Giglio Gregorio Giraldi

Giglio Gregorio Giraldi (Lilius Gregorius Gyraldus or Giraldus) (14 June 1479 – February 1552) was an Italian scholar and poet.

On the completion of his literary course, he removed to Naples, where he lived on familiar terms with Jovianus Pontanus and Sannazaro; and subsequently to Lombardy, where he enjoyed the favour of the Mirandola family.

[1] About the year 1514, he removed to Rome, where, under Clement VII, he held the office of apostolic protonotary; but having in the sack of that city (1527), which almost coincided with the death of his patron Cardinal Rangone, lost all his property, he returned in poverty once more to Mirandola, whence again he was driven by the troubles consequent on the assassination of the reigning prince in 1533.

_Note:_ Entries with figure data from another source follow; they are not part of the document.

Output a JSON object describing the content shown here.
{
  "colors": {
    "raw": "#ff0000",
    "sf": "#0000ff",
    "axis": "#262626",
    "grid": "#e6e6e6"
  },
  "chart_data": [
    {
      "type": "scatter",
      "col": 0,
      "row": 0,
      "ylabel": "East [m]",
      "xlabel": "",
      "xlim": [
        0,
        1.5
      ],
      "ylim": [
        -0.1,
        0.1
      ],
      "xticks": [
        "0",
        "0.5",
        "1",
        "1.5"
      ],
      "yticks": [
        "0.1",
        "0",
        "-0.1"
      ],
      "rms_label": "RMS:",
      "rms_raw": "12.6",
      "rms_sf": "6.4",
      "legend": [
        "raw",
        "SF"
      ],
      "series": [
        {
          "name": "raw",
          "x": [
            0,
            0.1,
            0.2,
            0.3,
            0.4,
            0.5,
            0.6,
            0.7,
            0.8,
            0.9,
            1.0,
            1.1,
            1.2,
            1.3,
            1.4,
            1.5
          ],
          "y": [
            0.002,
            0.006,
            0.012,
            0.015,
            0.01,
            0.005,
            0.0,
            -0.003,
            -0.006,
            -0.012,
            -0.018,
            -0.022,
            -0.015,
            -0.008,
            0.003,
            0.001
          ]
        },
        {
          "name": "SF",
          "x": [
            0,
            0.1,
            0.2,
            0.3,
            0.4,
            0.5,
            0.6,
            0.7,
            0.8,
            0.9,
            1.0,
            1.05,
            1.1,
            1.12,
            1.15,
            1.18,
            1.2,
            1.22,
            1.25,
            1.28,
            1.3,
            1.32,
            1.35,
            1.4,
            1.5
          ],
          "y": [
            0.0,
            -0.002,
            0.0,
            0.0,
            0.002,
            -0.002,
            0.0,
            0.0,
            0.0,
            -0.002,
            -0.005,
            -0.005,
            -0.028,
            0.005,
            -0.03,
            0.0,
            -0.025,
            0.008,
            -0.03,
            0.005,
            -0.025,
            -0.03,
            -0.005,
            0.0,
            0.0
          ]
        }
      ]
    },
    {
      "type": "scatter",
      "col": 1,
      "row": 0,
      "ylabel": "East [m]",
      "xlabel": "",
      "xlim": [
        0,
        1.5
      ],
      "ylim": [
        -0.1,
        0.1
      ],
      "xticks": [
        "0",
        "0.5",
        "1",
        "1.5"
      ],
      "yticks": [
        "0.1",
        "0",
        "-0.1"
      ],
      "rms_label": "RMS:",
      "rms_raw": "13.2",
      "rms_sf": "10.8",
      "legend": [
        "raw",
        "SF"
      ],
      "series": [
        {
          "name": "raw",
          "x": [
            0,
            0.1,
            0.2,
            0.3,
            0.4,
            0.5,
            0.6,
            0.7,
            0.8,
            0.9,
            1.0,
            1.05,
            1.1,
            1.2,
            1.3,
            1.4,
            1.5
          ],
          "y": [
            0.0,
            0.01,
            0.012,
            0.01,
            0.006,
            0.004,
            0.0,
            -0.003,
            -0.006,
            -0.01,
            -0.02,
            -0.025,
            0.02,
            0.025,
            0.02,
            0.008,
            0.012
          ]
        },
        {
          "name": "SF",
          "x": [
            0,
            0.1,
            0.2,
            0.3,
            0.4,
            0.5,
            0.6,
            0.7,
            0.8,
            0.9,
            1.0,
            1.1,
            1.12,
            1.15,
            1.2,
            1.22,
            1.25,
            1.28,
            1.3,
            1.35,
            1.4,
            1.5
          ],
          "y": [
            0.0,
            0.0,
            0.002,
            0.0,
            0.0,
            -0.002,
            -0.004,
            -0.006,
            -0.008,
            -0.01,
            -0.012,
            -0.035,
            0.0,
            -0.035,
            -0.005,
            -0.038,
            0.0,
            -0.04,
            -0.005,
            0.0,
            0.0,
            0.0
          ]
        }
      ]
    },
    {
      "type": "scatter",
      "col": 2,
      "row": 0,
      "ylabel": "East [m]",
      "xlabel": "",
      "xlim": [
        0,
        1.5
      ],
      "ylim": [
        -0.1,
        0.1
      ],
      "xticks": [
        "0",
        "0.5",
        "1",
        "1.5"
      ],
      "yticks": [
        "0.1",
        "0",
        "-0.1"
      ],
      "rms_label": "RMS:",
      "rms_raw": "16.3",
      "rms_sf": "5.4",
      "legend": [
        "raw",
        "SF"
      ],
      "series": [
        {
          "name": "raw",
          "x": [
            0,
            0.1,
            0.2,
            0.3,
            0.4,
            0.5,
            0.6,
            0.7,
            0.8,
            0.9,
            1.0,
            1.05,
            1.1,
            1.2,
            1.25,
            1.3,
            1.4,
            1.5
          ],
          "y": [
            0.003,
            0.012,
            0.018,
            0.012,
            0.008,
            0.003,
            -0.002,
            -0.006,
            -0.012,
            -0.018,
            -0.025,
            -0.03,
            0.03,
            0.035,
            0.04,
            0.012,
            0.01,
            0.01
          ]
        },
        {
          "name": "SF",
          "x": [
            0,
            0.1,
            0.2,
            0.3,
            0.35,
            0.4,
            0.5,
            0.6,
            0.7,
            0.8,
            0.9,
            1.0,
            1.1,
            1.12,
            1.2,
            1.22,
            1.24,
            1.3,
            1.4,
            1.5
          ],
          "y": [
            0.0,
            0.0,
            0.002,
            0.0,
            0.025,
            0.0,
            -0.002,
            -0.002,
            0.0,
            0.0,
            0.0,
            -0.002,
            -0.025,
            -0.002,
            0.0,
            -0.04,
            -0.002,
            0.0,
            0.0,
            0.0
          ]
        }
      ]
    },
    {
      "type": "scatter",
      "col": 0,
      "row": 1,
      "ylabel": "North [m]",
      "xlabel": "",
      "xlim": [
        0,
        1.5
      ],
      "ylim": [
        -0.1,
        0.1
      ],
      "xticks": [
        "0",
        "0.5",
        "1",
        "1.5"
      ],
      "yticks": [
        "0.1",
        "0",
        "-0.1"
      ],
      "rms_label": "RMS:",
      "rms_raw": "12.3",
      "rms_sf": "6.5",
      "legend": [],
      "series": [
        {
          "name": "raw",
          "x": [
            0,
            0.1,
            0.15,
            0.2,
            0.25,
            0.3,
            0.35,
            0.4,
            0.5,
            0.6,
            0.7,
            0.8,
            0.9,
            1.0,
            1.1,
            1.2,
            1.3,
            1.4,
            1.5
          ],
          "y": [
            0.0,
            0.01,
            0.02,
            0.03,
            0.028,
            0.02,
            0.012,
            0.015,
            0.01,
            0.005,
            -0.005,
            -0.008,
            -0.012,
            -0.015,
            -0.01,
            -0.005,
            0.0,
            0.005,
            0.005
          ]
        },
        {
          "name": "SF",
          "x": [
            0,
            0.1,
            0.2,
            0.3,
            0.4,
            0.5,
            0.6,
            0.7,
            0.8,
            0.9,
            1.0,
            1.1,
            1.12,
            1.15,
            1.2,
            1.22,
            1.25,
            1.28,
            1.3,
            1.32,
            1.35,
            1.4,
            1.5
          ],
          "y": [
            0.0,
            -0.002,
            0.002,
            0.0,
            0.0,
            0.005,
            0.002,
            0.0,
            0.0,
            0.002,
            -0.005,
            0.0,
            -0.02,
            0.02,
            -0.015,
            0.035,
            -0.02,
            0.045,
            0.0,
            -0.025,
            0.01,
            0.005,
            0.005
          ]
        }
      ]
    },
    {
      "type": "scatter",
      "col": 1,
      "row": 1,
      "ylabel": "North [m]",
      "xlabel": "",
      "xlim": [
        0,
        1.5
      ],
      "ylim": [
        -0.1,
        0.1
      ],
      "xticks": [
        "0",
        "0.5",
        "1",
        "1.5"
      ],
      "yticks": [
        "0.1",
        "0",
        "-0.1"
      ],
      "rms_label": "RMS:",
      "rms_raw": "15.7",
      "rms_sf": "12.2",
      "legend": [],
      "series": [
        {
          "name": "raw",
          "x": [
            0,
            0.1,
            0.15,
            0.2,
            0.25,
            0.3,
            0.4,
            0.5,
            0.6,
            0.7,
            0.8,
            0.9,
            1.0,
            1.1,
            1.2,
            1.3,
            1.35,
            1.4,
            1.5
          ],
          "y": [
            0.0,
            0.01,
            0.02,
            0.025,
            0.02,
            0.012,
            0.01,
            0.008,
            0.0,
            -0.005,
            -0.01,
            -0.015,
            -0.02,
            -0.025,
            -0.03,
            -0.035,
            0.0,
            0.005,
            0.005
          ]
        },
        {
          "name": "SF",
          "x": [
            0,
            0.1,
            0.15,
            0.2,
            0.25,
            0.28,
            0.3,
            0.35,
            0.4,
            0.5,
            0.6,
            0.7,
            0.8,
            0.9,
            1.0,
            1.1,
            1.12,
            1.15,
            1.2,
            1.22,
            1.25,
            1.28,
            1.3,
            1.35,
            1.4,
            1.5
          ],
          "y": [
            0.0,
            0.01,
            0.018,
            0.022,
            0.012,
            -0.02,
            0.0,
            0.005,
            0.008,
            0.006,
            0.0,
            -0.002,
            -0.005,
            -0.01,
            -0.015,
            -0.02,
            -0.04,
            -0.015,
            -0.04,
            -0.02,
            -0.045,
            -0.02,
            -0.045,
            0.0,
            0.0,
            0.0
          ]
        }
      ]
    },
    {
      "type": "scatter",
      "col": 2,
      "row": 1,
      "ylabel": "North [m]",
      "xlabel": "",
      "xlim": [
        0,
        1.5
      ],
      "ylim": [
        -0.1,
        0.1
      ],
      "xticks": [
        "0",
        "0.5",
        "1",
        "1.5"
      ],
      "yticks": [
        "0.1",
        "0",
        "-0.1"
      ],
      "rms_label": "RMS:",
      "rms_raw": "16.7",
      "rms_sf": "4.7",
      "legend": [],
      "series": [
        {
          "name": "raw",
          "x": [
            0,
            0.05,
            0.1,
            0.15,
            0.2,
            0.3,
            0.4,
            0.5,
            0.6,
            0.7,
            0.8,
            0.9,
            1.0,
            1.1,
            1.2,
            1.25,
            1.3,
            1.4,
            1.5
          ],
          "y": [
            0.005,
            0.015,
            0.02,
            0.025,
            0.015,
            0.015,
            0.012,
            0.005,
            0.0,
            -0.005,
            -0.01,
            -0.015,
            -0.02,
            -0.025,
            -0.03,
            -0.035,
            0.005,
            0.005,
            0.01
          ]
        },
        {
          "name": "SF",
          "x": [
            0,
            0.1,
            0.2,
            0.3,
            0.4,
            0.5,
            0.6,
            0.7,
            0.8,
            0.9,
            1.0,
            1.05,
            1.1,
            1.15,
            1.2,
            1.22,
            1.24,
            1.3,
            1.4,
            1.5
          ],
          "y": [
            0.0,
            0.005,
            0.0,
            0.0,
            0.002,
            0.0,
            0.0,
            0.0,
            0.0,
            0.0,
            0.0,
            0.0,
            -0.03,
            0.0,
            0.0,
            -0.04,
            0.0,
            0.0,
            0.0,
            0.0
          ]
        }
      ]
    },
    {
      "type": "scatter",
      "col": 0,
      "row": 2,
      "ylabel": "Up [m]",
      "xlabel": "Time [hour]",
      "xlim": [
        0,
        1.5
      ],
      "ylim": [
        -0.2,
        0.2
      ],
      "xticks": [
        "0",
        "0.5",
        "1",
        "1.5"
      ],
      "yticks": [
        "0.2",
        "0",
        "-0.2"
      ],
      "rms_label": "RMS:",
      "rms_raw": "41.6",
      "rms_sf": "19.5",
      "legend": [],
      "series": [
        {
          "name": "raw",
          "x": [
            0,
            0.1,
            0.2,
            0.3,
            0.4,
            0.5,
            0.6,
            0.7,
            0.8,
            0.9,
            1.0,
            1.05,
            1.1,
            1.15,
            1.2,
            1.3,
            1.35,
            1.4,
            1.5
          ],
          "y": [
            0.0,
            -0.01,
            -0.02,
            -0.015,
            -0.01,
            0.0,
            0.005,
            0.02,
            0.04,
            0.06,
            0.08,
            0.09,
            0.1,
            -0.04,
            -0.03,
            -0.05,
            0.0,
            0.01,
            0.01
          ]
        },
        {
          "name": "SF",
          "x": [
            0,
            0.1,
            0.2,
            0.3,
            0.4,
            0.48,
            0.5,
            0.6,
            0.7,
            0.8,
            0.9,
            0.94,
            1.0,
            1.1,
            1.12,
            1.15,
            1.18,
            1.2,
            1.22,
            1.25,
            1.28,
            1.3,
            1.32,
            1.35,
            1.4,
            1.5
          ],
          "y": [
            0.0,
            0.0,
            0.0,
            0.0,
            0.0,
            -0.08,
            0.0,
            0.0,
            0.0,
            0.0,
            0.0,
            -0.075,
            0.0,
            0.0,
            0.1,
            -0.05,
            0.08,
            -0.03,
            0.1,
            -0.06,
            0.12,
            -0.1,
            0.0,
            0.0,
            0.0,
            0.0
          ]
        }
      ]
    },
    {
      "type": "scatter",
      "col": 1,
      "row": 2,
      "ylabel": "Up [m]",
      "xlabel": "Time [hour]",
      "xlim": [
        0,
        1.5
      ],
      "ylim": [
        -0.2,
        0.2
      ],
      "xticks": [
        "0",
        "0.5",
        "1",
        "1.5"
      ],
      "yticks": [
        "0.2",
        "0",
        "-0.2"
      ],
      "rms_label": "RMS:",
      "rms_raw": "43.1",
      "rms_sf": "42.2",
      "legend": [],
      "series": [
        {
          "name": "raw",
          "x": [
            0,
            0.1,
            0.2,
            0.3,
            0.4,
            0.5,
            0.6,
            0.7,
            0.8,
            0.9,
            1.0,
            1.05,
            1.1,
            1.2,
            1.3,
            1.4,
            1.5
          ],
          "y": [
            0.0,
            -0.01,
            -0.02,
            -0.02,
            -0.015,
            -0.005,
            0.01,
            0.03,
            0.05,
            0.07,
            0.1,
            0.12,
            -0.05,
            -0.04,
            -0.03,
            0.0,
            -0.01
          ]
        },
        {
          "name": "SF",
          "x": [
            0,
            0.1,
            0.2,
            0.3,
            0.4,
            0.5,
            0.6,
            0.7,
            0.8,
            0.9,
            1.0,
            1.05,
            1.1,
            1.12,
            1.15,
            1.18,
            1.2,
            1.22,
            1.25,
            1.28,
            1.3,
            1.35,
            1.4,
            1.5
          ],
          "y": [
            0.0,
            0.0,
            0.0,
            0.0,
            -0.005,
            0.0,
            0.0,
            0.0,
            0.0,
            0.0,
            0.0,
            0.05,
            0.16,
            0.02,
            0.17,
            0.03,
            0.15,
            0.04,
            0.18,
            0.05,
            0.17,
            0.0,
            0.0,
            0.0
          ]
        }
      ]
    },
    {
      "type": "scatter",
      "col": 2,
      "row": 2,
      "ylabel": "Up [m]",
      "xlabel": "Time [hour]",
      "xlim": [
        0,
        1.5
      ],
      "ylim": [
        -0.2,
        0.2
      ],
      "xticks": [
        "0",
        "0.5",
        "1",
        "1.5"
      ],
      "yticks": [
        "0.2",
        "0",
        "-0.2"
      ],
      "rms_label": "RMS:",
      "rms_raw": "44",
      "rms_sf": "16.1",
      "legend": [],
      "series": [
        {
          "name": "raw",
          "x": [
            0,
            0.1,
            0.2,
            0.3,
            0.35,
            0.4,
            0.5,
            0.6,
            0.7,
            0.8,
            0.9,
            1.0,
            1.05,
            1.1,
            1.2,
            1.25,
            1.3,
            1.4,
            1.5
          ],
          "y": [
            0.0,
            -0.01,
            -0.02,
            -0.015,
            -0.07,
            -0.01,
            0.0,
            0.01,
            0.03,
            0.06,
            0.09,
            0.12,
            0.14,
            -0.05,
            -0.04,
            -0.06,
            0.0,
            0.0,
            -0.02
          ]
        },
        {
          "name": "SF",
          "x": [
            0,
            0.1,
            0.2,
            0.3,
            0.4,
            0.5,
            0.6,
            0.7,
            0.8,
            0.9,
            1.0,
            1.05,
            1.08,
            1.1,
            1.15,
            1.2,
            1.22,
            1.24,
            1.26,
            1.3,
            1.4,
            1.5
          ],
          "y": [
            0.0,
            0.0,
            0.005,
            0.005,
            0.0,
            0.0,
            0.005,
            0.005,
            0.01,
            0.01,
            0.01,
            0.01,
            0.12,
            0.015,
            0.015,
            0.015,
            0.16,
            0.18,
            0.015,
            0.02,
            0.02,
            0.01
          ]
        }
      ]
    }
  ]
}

[1] The rest of his life was one long struggle with ill-health, poverty and neglect; and he is alluded to with sorrowful regret by Montaigne in one of his Essais (i.35), as having, like Sebastian Castalio, ended his days in utter destitution.

His Historia de deis gentium (1548) marked a distinctly forward step in the systematic study of classical mythology; and by his treatises De annis et mensibus, and on the Calendarium Romanum et Graecum, he contributed to bring about the reform of the calendar, which was ultimately effected by Pope Gregory XIII.